Спустя три года после развала СССР Чеслав Высоцкис написал открытое письмо Михаилу Горбачеву:
«До 22 августа 1991 года я работал в Литве председателем Шальчининкского районного совета депутатов и секретарем райкома партии. Этот район едва ли не единственный в Прибалтике еще полтора года оставался советским после выхода Литвы из состава СССР.
В нем продолжала действовать Конституция СССР. В августе 1991 года литовские власти объявили меня врагом литовского народа за измену родине, моя «вина» состояла в том, что я отстаивал советскую власть, КПСС, СССР. Сейчас я в подполье, без работы и крыши над головой.
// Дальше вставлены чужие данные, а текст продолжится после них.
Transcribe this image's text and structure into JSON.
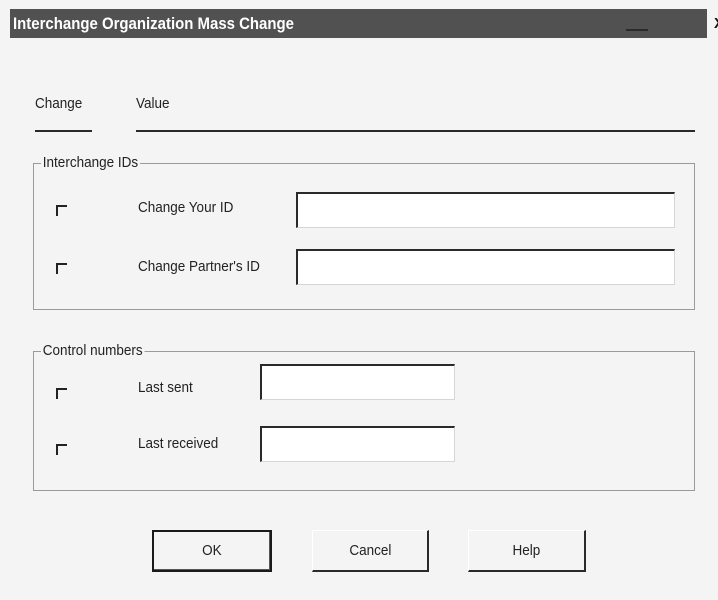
{
  "window": {
    "title": "Interchange Organization Mass Change",
    "close_glyph": "X"
  },
  "columns": {
    "change": "Change",
    "value": "Value"
  },
  "groups": {
    "interchange_ids": {
      "label": "Interchange IDs",
      "rows": [
        {
          "label": "Change Your ID",
          "value": "",
          "checked": false
        },
        {
          "label": "Change Partner's ID",
          "value": "",
          "checked": false
        }
      ]
    },
    "control_numbers": {
      "label": "Control numbers",
      "rows": [
        {
          "label": "Last sent",
          "value": "",
          "checked": false
        },
        {
          "label": "Last received",
          "value": "",
          "checked": false
        }
      ]
    }
  },
  "buttons": {
    "ok": "OK",
    "cancel": "Cancel",
    "help": "Help"
  },
  "colors": {
    "titlebar": "#515151",
    "dialog_bg": "#f4f4f4"
  }
}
На меня объявлен розыск. Но я не падаю духом и не жалуюсь на свою судьбу. Я сейчас являюсь секретарем компартии Литвы, которая продолжает действовать в условиях подполья.
Я твердо верил вам, честно и добросовестно выполнял решения съезда народных депутатов СССР. На совместной встрече членов бюро ЦК компартии Литвы вы заверили нас, что Литва останется в составе СССР, а усилия, направленные на сохранение советской власти, будут поддержаны. Я в это тогда не поверил и сказал вам об этом откровенно.
…Вы целиком выполнили заказ Запада. Вы продали своих товарищей, вы развязали человеческую бойню и залили кровью нашу землю, разорили богатую и могучую нашу страну. Вы превратили честных людей в изгоев. Вы сознательно допустили к власти мафию, проходимцев и негодяев, вы выполняли заказ ЦРУ и за это вас наградили Нобелевской премией мира. Только это не премия мира, вам присудили премию за предательство.
Вы оказались своим среди чужих и чужим среди своих.
Вы действительно лучший немец.
Предатели народа — не нужны. В военное время такого человека, который давал присягу своей армии, а потом продался врагам, расстреливали. Сейчас не военное время.
Но судить вас надо. За измену родине. Вношу предложение:
предать М. Горбачева суду общественного трибунала, лишить российского гражданства и предложить выехать из России в любое государство, которое пожелает его принять.
Вы предатель, преступник, убийца. Будьте прокляты!
Я верю в ваш бесславный иудин конец.
С глубочайшим презрением к вам
Чеслав Высоцкис, заслуженный работник культуры Литовской ССР».